View on GitHub

Quorten Blog 1

First blog for all Quorten's blog-like writings

The standard C library has subroutines for computing square roots on floating point numbers, but what if you want to compute square roots on integers? Then you have to write your own square root subroutines. But no worries, this is actually rather simple to do in an efficient manner.

Basically, you use an iterative square root computation approach that revolves around this formula:

(x + n)^2
= x^2 + 2*x*n + n

n is a power of two… so 2nx is wholly bit shifting. x is your running total of your guessed square root so far. The idea is that you incrementally test adding one bit value to your total. Of course, you need a starting guess, and for that, counting the number of significant bits using the bit-scan reverse instruction (bsr on x86) works very well. Divide that by two (shift right by one) to get a starting value for x.

If you don’t have bit scanning instructions, then you must use an iterative square root method. Then you can cache the results in a lookup table, of course. Note that a square root is a polynomial, so there is no “polynomial approximation”, just polynomial computation.

UPDATE 2020-04-11: Actually, implementing bit-scanning in software is not that hard, and I’ve written such an implementation in my coding playground. It is lack of bit shifting in hardware that is the troublemaker.

Technically this iterative square root method is a variant of Newton’s method, but optimized for power-of-two computations.

What if your processor lacks bit shifting instructions, can you construct a lookup table for shifting by up to 32 bits? That’s a challenge, but doable. First, you want to decompose your shift into a sum of power-of-two shifts.

31 = 16 + 8 + 4 + 2 + 1

Do that via a lookup table. Only need 32 entries, remember.

Then once you have that decomposition, you can do a binary shift construction approach. But the problem still remains. Principally, each lookup table needs 4,294,967,296 entries, and we need 5 of those, 4 if you exclude the shift by one bit (since you can add a number to itself to multiply by two or shift by one bit). How much memory is that?

4 * 2^32 * 4 = 2^40 = 1 TiB

That is unacceptably huge!

Worst case, you iteratively add a number to itself to shift by one bit at a time.

Nevertheless, if you only need to shift left by one bit at a time, adding works great. So that solves the problem for computing square roots on machines without bit-shifting instructions, under some circumstances. Namely, shift by half of significant bits approximation.
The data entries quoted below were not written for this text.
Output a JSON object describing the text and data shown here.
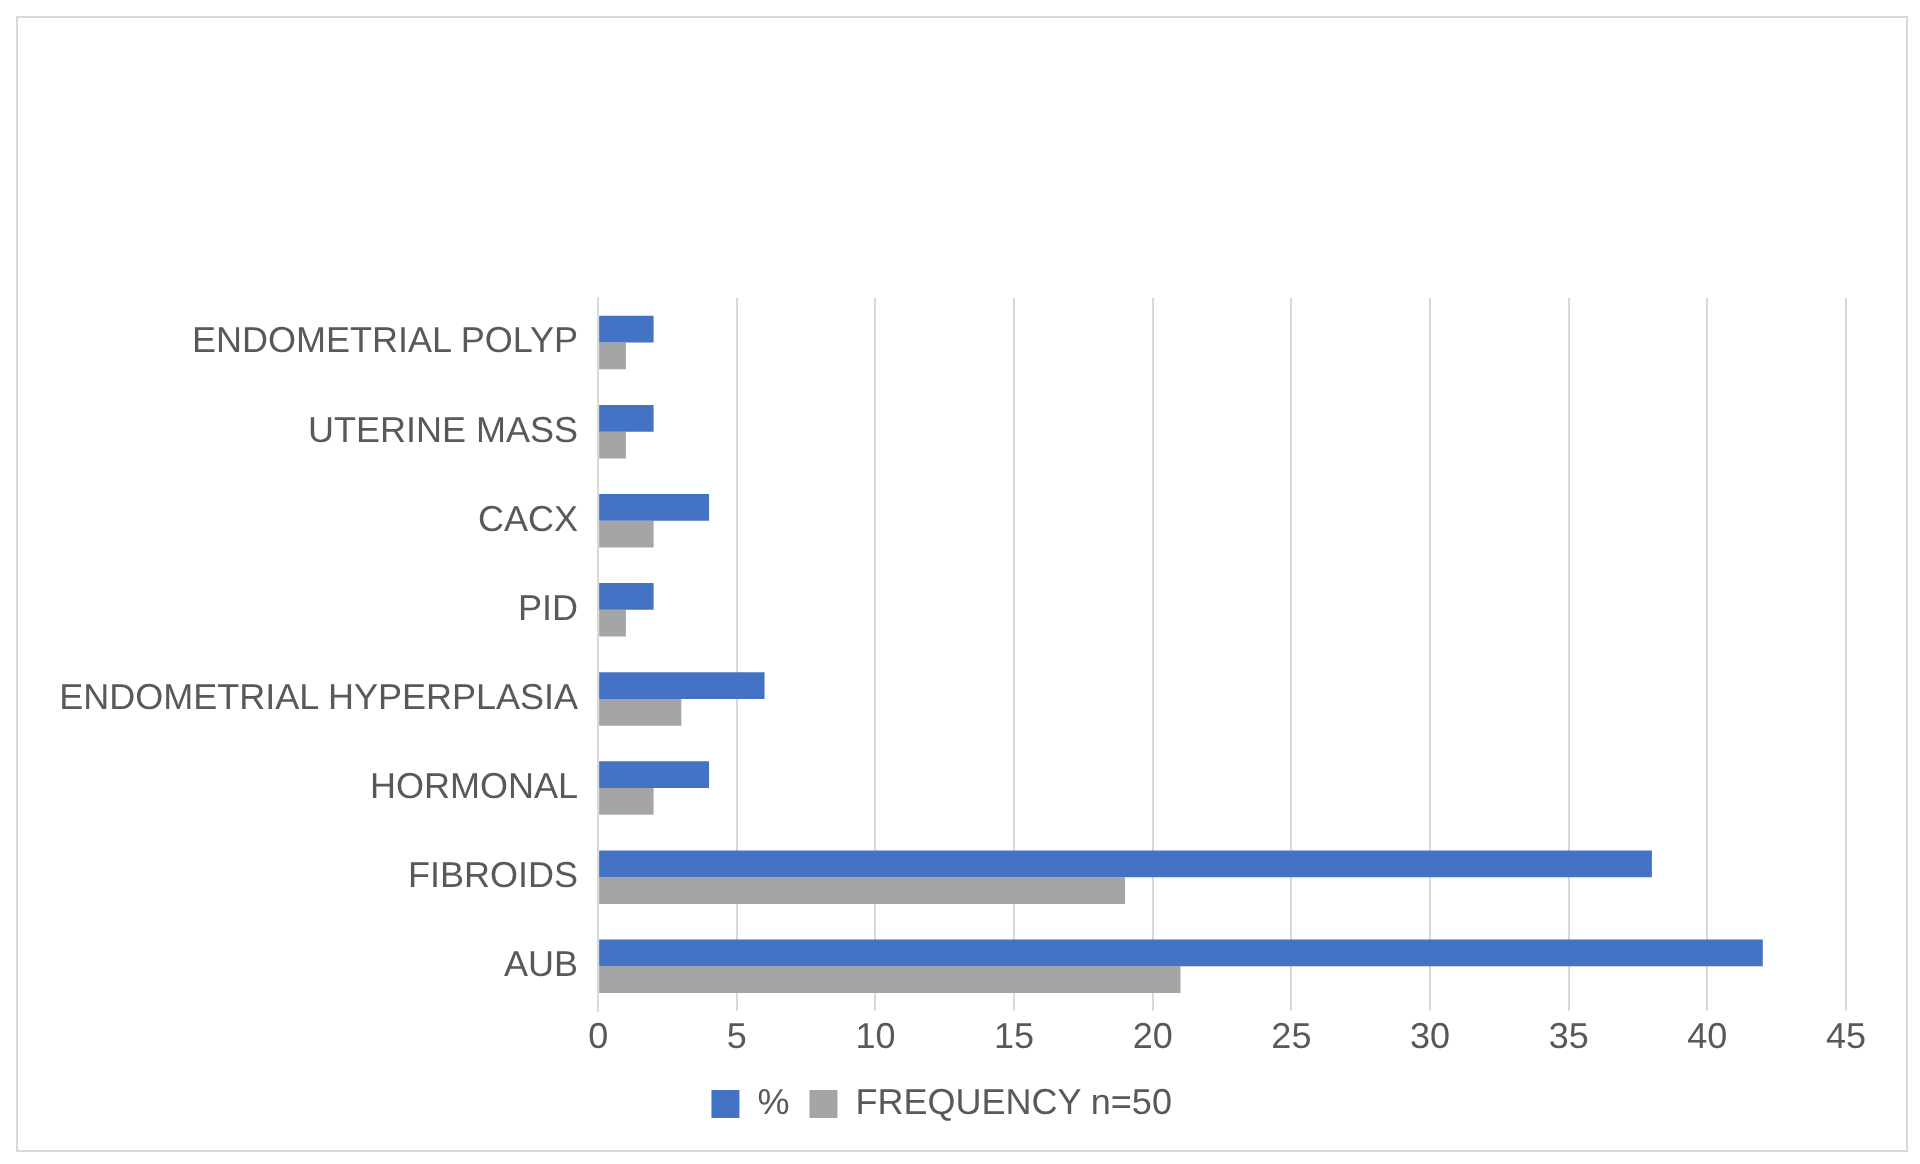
{
  "chart_data": {
    "type": "bar",
    "orientation": "horizontal",
    "categories": [
      "ENDOMETRIAL POLYP",
      "UTERINE MASS",
      "CACX",
      "PID",
      "ENDOMETRIAL HYPERPLASIA",
      "HORMONAL",
      "FIBROIDS",
      "AUB"
    ],
    "series": [
      {
        "name": "%",
        "color": "#4472c4",
        "values": [
          2,
          2,
          4,
          2,
          6,
          4,
          38,
          42
        ]
      },
      {
        "name": "FREQUENCY n=50",
        "color": "#a5a5a5",
        "values": [
          1,
          1,
          2,
          1,
          3,
          2,
          19,
          21
        ]
      }
    ],
    "xlim": [
      0,
      45
    ],
    "xticks": [
      0,
      5,
      10,
      15,
      20,
      25,
      30,
      35,
      40,
      45
    ],
    "grid": "x",
    "legend": "bottom"
  }
}
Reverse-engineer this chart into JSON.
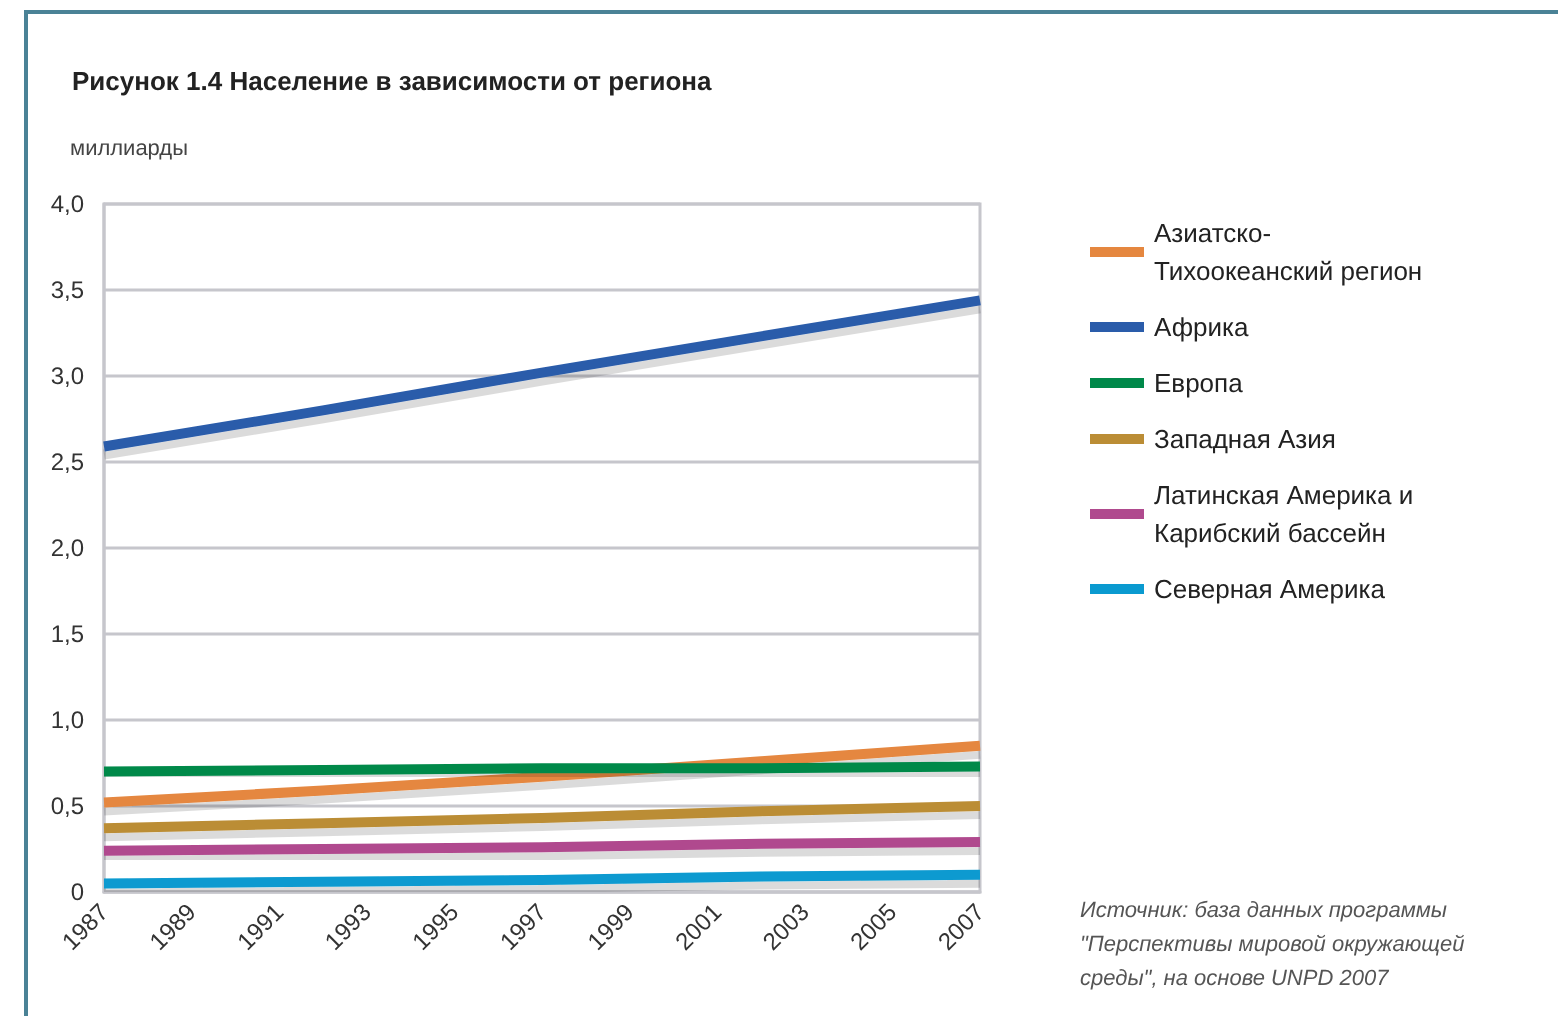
{
  "chart_data": {
    "type": "line",
    "title": "Рисунок 1.4 Население в зависимости от региона",
    "ylabel": "миллиарды",
    "x": [
      1987,
      1992,
      1997,
      2002,
      2007
    ],
    "series": [
      {
        "name": "Азиатско-Тихоокеанский регион",
        "color": "#e5873f",
        "values": [
          0.52,
          0.59,
          0.67,
          0.76,
          0.85
        ]
      },
      {
        "name": "Африка",
        "color": "#2a5caa",
        "values": [
          2.59,
          2.8,
          3.02,
          3.23,
          3.44
        ]
      },
      {
        "name": "Европа",
        "color": "#00894a",
        "values": [
          0.7,
          0.71,
          0.72,
          0.72,
          0.73
        ]
      },
      {
        "name": "Западная Азия",
        "color": "#bb8d35",
        "values": [
          0.37,
          0.4,
          0.43,
          0.47,
          0.5
        ]
      },
      {
        "name": "Латинская Америка и Карибский бассейн",
        "color": "#b04a8e",
        "values": [
          0.24,
          0.25,
          0.26,
          0.28,
          0.29
        ]
      },
      {
        "name": "Северная Америка",
        "color": "#0a9ad0",
        "values": [
          0.05,
          0.06,
          0.07,
          0.09,
          0.1
        ]
      }
    ],
    "xlim": [
      1987,
      2007
    ],
    "xticks": [
      1987,
      1989,
      1991,
      1993,
      1995,
      1997,
      1999,
      2001,
      2003,
      2005,
      2007
    ],
    "ylim": [
      0,
      4
    ],
    "yticks": [
      0,
      {
        "value": 0.5,
        "label": "0,5"
      },
      {
        "value": 1,
        "label": "1,0"
      },
      {
        "value": 1.5,
        "label": "1,5"
      },
      {
        "value": 2,
        "label": "2,0"
      },
      {
        "value": 2.5,
        "label": "2,5"
      },
      {
        "value": 3,
        "label": "3,0"
      },
      {
        "value": 3.5,
        "label": "3,5"
      },
      {
        "value": 4,
        "label": "4,0"
      }
    ],
    "grid": "y",
    "legend": "top right",
    "marker": "none",
    "annotations": [
      "Источник: база данных программы \"Перспективы мировой окружающей среды\", на основе UNPD 2007"
    ]
  }
}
So yes, even without bit-scan instructions, it can still be faster, just not a whole lot faster.

And in the second form, indeed we are only stepping n up or down one power-of-two at a time.

Okay, how do you do shift right without a shift right instruction? Well, you can build a lookup table for single shift right bit shifts… yeah, but that’s still a storage problem for large integers. Or you can do iterative method… again. For some cases, shifting left by one bit to rotate and wrap around in a loop and build a lookup table just for that particular case will work. Once you count up and wrap all the way around and store the results in a table, counting down on the table values is easy to “shift right” by one bit at a time.

Easiest form is to be able to break a large number up into smaller components… like 4 bits or 8 bits at a time.

Otherwise, just about everything must be solved with an iterative binary search to construct the result. Well yeah, that’s technically what you do when you operate a chunk at a time on a number, but the speed difference may be too great for typical use since your wastefully repeating low-level computation.

Otherwise, how can you mathematically pre-condition to reduce the size of the lookup table? You can do a binary search for the first few terms, then do the lookup table for the remainder.

UPDATE 2020-04-11: But, in my experience thus far, I have found that when the space is too large to fit entirely in a lookup table, a partial lookup table provides negligible performance gains.